Diablo Mesa(76)



Lime pulled up on the airstrip and stopped a hundred yards from the chopper. Two soldiers came over and helped them out, escorting them to the bird, one joining them on board. Corrie and Lime were given headsets and seated in the webbing. Even as Corrie was buckling in and adjusting her headset, the rotors spun up and the chopper lifted off. The sun was just touching the horizon as they rose into the clear desert air and accelerated southeast, over the Manzano Mountains toward the desert beyond. As Corrie watched the fir-clad slopes give way to desert, it occurred to her that everything had begun to move so fast, that the crush of urgency had swept her up so quickly, she’d had no time to think—only react. For reasons she couldn’t quite identify, a sense of unease took possession of her. Something felt wrong—but she wasn’t sure why.





50



LET’S NOT MESS this up at the last minute,” Nora said as Tappan pushed the dead magnetometer aside and began shoveling sand willy-nilly into a wheelbarrow. “This is archaeology, not treasure hunting.”

Tappan paused, leaning on the shovel, breathing hard. He nodded, wiping off the sweat. “Sorry. You’re right.”

“I believe the right thing to do,” Nora said, “is to pause and take stock, figure out what’s going on.”

“Absolutely not,” said Tappan. “We’re almost there. I mean, Columbus didn’t pause his voyage just before reaching the New World, did he?”

Nora felt conflicted. She looked around and could see, clearly on everyone’s face, an eagerness to continue.

The strange magnetic activity that had wreaked havoc with their instruments and tools had vanished as quickly as it came—and not returned.

“All right. But let’s please proceed by the book.”

“Fair enough.”

“We’re going to need lights. Emilio, could you fire up the generator and get the floods in place? And let’s get the magnetometer out of the hole so we can work.”

Tappan leaned his shovel against the dig wall and helped Toth wheel the machine up the ramp and out. He came up next to Nora and watched as Vigil erected the lights around the sides of the hole. Tappan didn’t say anything more, but Nora could feel the excitement radiating from him like an electrical aura. She felt a turmoil of emotions herself—intense curiosity, apprehension, anticipation. Rushing headlong to uncover what was in the hole went against her better judgment, but she understood that nothing would stop Tappan now…and she herself felt the tug of discovery.

“I believe we are on the verge,” Tappan finally said in a quiet voice, “of the greatest archaeological find in history.”

The sun at that moment dipped below the horizon and a hush fell over the team. The silent sentinels of Los Gigantes glowed red in the final rays and then changed to a dusky purple as the light vanished.

“Ready,” said Emilio.

The lights snapped on, bathing the hole in brilliant white light.

“Go slow,” Nora told them. “Layer by layer. If you encounter anything, stop immediately. Emilio, you’re in charge of wheelbarrowing the sand. We’re going to focus on the four quads in the center—leave the outer squares for now.”

They began work under the bright lights, in silence, the only sounds the scrape and tang of trowels, and Emilio’s shoveling the sand into a wheelbarrow and wheeling it out to Cecilia Toth. The four quads deepened quickly as work progressed and darkness fell. A multitude of stars began to come out in the vast of night. Nora worked alongside Toth and Tappan, making sure things proceeded methodically, carefully, without haste, troweling down through the soft, damp sand with care, layer by layer.

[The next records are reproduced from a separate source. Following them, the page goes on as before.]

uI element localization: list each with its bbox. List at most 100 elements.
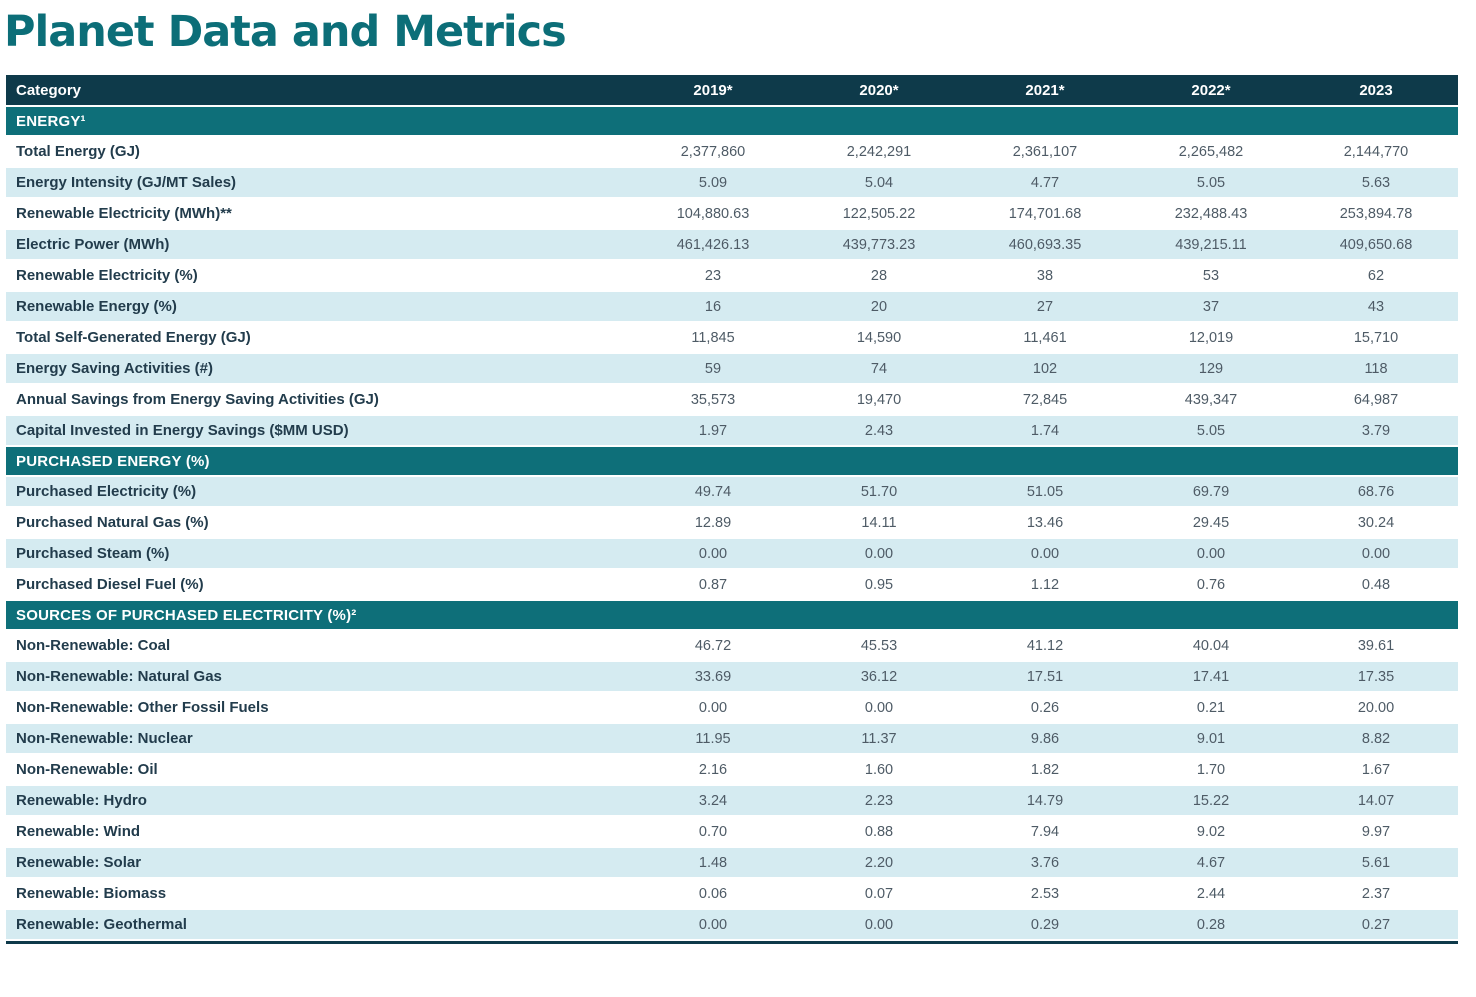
- cell-value: 14.79: [962, 786, 1128, 816]
- cell-value: 12,019: [1128, 323, 1294, 353]
- row-label: Energy Saving Activities (#): [6, 354, 630, 384]
- cell-value: 17.35: [1294, 662, 1458, 692]
- cell-value: 12.89: [630, 508, 796, 538]
- row-label: Purchased Natural Gas (%): [6, 508, 630, 538]
- table-row: Renewable Electricity (MWh)** 104,880.63 1…: [6, 199, 1458, 229]
- cell-value: 9.01: [1128, 724, 1294, 754]
- cell-value: 68.76: [1294, 477, 1458, 507]
- cell-value: 460,693.35: [962, 230, 1128, 260]
- section-header-row: ENERGY¹: [6, 107, 1458, 136]
- cell-value: 0.26: [962, 693, 1128, 723]
- cell-value: 2,377,860: [630, 137, 796, 167]
- column-header-category: Category: [6, 75, 630, 106]
- table-row: Renewable: Wind 0.70 0.88 7.94 9.02 9.97: [6, 817, 1458, 847]
- cell-value: 20: [796, 292, 962, 322]
- cell-value: 0.21: [1128, 693, 1294, 723]
- cell-value: 129: [1128, 354, 1294, 384]
- column-header-2020: 2020*: [796, 75, 962, 106]
- cell-value: 27: [962, 292, 1128, 322]
- cell-value: 11.37: [796, 724, 962, 754]
- row-label: Non-Renewable: Nuclear: [6, 724, 630, 754]
- table-row: Purchased Natural Gas (%) 12.89 14.11 13.46…: [6, 508, 1458, 538]
- cell-value: 64,987: [1294, 385, 1458, 415]
- row-label: Renewable: Hydro: [6, 786, 630, 816]
- cell-value: 0.28: [1128, 910, 1294, 940]
- table-row: Purchased Diesel Fuel (%) 0.87 0.95 1.12 0.7…: [6, 570, 1458, 600]
- row-label: Purchased Diesel Fuel (%): [6, 570, 630, 600]
- cell-value: 0.00: [630, 539, 796, 569]
- cell-value: 2.53: [962, 879, 1128, 909]
- cell-value: 0.00: [1128, 539, 1294, 569]
- cell-value: 30.24: [1294, 508, 1458, 538]
- cell-value: 2.23: [796, 786, 962, 816]
- table-row: Electric Power (MWh) 461,426.13 439,773.23…: [6, 230, 1458, 260]
- table-row: Renewable: Geothermal 0.00 0.00 0.29 0.28 0.2…: [6, 910, 1458, 940]
- column-header-2023: 2023: [1294, 75, 1458, 106]
- cell-value: 14,590: [796, 323, 962, 353]
- cell-value: 3.24: [630, 786, 796, 816]
- table-row: Non-Renewable: Coal 46.72 45.53 41.12 40.04 3…: [6, 631, 1458, 661]
- cell-value: 3.76: [962, 848, 1128, 878]
- cell-value: 1.67: [1294, 755, 1458, 785]
- cell-value: 5.05: [1128, 416, 1294, 446]
- cell-value: 11,845: [630, 323, 796, 353]
- cell-value: 19,470: [796, 385, 962, 415]
- cell-value: 5.63: [1294, 168, 1458, 198]
- table-header-row: Category 2019* 2020* 2021* 2022* 2023: [6, 75, 1458, 106]
- cell-value: 33.69: [630, 662, 796, 692]
- row-label: Energy Intensity (GJ/MT Sales): [6, 168, 630, 198]
- column-header-2022: 2022*: [1128, 75, 1294, 106]
- table-row: Energy Intensity (GJ/MT Sales) 5.09 5.04 4.…: [6, 168, 1458, 198]
- cell-value: 28: [796, 261, 962, 291]
- cell-value: 1.60: [796, 755, 962, 785]
- cell-value: 104,880.63: [630, 199, 796, 229]
- cell-value: 40.04: [1128, 631, 1294, 661]
- cell-value: 1.82: [962, 755, 1128, 785]
- cell-value: 0.48: [1294, 570, 1458, 600]
- row-label: Total Energy (GJ): [6, 137, 630, 167]
- table-row: Renewable: Solar 1.48 2.20 3.76 4.67 5.61: [6, 848, 1458, 878]
- cell-value: 0.87: [630, 570, 796, 600]
- cell-value: 0.29: [962, 910, 1128, 940]
- row-label: Renewable: Biomass: [6, 879, 630, 909]
- table-row: Renewable Electricity (%) 23 28 38 53 62: [6, 261, 1458, 291]
- row-label: Purchased Electricity (%): [6, 477, 630, 507]
- cell-value: 0.07: [796, 879, 962, 909]
- cell-value: 2,265,482: [1128, 137, 1294, 167]
- cell-value: 62: [1294, 261, 1458, 291]
- cell-value: 13.46: [962, 508, 1128, 538]
- table-row: Renewable: Biomass 0.06 0.07 2.53 2.44 2.37: [6, 879, 1458, 909]
- row-label: Renewable: Solar: [6, 848, 630, 878]
- cell-value: 74: [796, 354, 962, 384]
- cell-value: 4.67: [1128, 848, 1294, 878]
- table-row: Total Self-Generated Energy (GJ) 11,845 14…: [6, 323, 1458, 353]
- cell-value: 20.00: [1294, 693, 1458, 723]
- cell-value: 0.06: [630, 879, 796, 909]
- cell-value: 5.09: [630, 168, 796, 198]
- cell-value: 15.22: [1128, 786, 1294, 816]
- section-label: ENERGY¹: [6, 107, 1458, 136]
- cell-value: 16: [630, 292, 796, 322]
- row-label: Renewable Energy (%): [6, 292, 630, 322]
- table-row: Purchased Steam (%) 0.00 0.00 0.00 0.00 0.00: [6, 539, 1458, 569]
- row-label: Capital Invested in Energy Savings ($MM …: [6, 416, 630, 446]
- table-row: Non-Renewable: Nuclear 11.95 11.37 9.86 9.01…: [6, 724, 1458, 754]
- cell-value: 14.07: [1294, 786, 1458, 816]
- cell-value: 1.12: [962, 570, 1128, 600]
- cell-value: 17.41: [1128, 662, 1294, 692]
- cell-value: 253,894.78: [1294, 199, 1458, 229]
- cell-value: 0.00: [962, 539, 1128, 569]
- cell-value: 1.48: [630, 848, 796, 878]
- cell-value: 1.97: [630, 416, 796, 446]
- table-row: Non-Renewable: Natural Gas 33.69 36.12 17.5…: [6, 662, 1458, 692]
- table-row: Purchased Electricity (%) 49.74 51.70 51.05…: [6, 477, 1458, 507]
- cell-value: 9.97: [1294, 817, 1458, 847]
- cell-value: 41.12: [962, 631, 1128, 661]
- cell-value: 35,573: [630, 385, 796, 415]
- cell-value: 7.94: [962, 817, 1128, 847]
- row-label: Renewable: Wind: [6, 817, 630, 847]
- cell-value: 45.53: [796, 631, 962, 661]
- cell-value: 0.00: [796, 910, 962, 940]
- cell-value: 1.70: [1128, 755, 1294, 785]
- cell-value: 0.00: [630, 693, 796, 723]
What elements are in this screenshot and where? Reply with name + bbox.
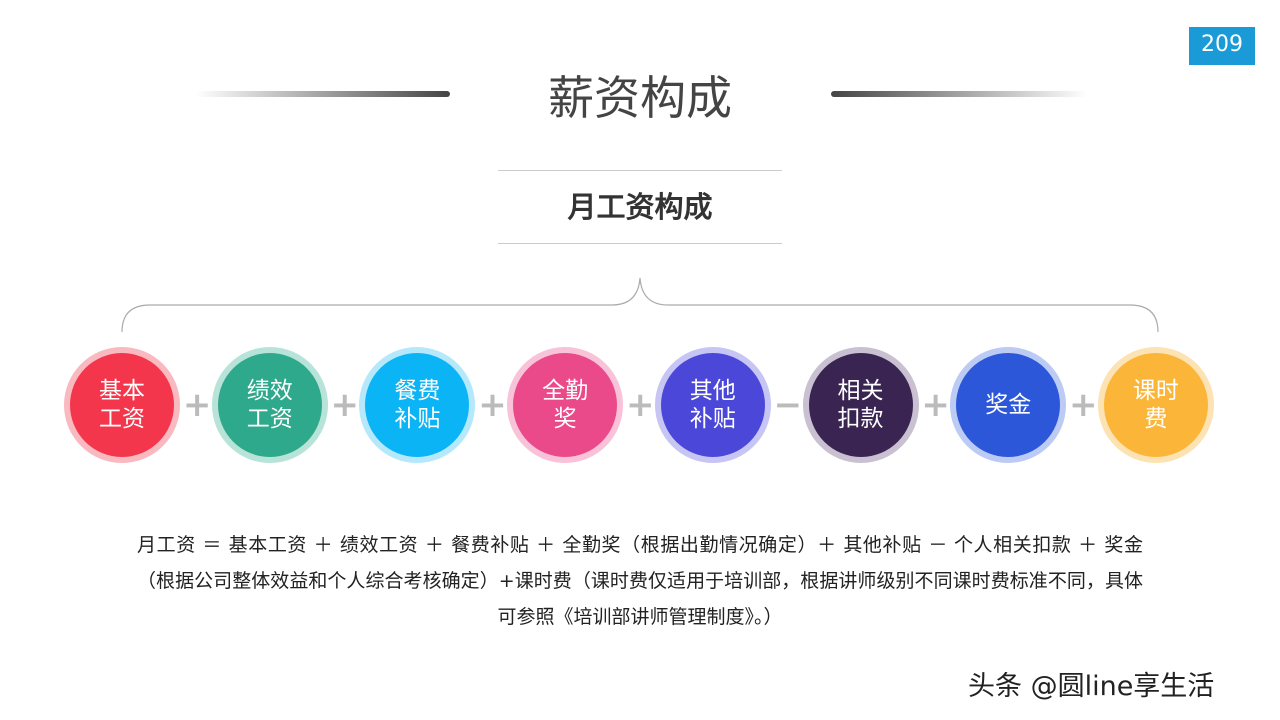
title-decor-left	[196, 91, 450, 97]
title-decor-right	[831, 91, 1087, 97]
component-circle: 奖金	[956, 353, 1061, 457]
plus-icon: +	[625, 385, 655, 425]
component-circle: 绩效 工资	[217, 353, 322, 457]
plus-icon: +	[478, 385, 507, 425]
component-circle: 基本 工资	[70, 353, 174, 457]
component-circle: 全勤 奖	[513, 353, 618, 457]
component-circle: 课时 费	[1103, 353, 1208, 457]
component-circle: 餐费 补贴	[365, 353, 470, 457]
plus-icon: +	[921, 385, 950, 425]
page-number: 209	[1189, 27, 1255, 65]
formula-description: 月工资 ＝ 基本工资 ＋ 绩效工资 ＋ 餐费补贴 ＋ 全勤奖（根据出勤情况确定）…	[137, 534, 1143, 628]
component-circle: 其他 补贴	[660, 353, 765, 457]
minus-icon: −	[773, 385, 803, 425]
component-circle: 相关 扣款	[808, 353, 913, 457]
plus-icon: +	[330, 385, 360, 425]
page-title: 薪资构成	[548, 71, 732, 125]
section-subtitle: 月工资构成	[498, 170, 782, 244]
plus-icon: +	[182, 385, 212, 425]
watermark: 头条 @圆line享生活	[968, 671, 1215, 702]
plus-icon: +	[1069, 385, 1098, 425]
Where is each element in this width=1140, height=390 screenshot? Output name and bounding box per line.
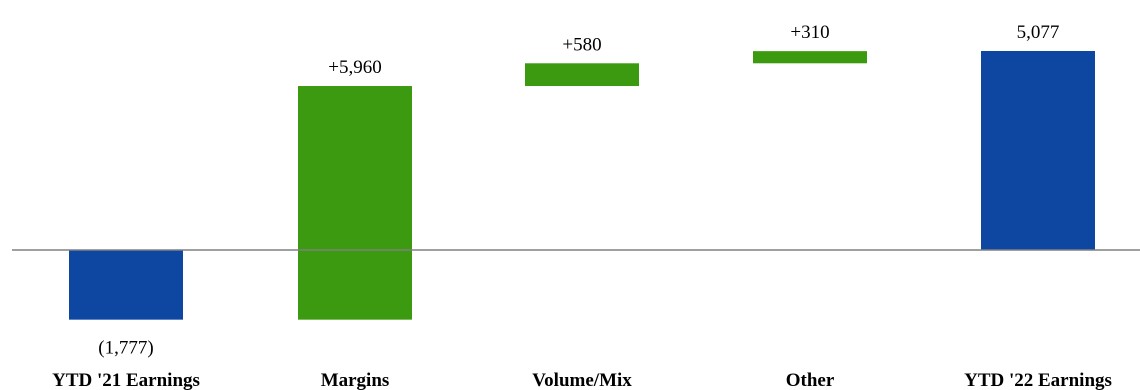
bar-ytd-22-earnings <box>981 50 1095 251</box>
data-label-ytd-22-earnings: 5,077 <box>1017 22 1060 43</box>
data-label-volume-mix: +580 <box>562 34 601 55</box>
data-label-ytd-21-earnings: (1,777) <box>98 338 153 359</box>
bar-margins <box>298 86 412 320</box>
data-label-other: +310 <box>790 22 829 43</box>
bar-other <box>753 51 867 64</box>
bar-ytd-21-earnings <box>69 250 183 320</box>
category-label-margins: Margins <box>321 370 390 390</box>
category-label-other: Other <box>786 370 835 390</box>
bar-volume-mix <box>525 63 639 87</box>
category-label-ytd-21-earnings: YTD '21 Earnings <box>52 370 200 390</box>
category-label-ytd-22-earnings: YTD '22 Earnings <box>964 370 1112 390</box>
data-label-margins: +5,960 <box>328 57 381 78</box>
category-label-volume-mix: Volume/Mix <box>532 370 632 390</box>
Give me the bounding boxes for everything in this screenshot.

“Hold it,” Nora said abruptly. The others halted.

After years of dirt archaeology, she had developed a sixth sense for when she was about to expose an artifact, from the texture and firmness of the sand.

“I think we’ve got something,” she said, laying the trowel aside and taking up a whisk.

Everyone crowded in to see. They were now about eight feet below the surface and Nora had an uncharacteristic feeling of claustrophobia. But the wet sand they were digging in had a lot of caliche in it, so the walls were firm and solid, and they had been hammering in braces as they went down. The lights above cast crazy shadows in the dark corners.

Tappan stood behind her as she hesitated. “Well? Are we going to see what it is?”

Nora took a few photographs, feeling impatience radiate from Tappan like heat.

“Can you give me a little more space, please?”

The group stepped back reluctantly. She swept the brush and uncovered another layer of sand…and then something happened: a strange green light could be seen filtering up through the grains of sand still lightly covering the object, dimly illuminating the surrounding faces with an unearthly glow.

Nora hesitated, then readied herself to make the final, uncovering whisk.

From above came a sudden throbbing: the unexpected sound of rapidly approaching helicopters. Nora looked toward the noise and saw, behind the perimeter of lights, two black helicopters coming in fast, doors open, bristling with mounted guns. The two birds swung around on either side of the dig for a landing as the backwash from their rotors whipped the sand into a blinding whirlwind that engulfed the hole and everyone in it.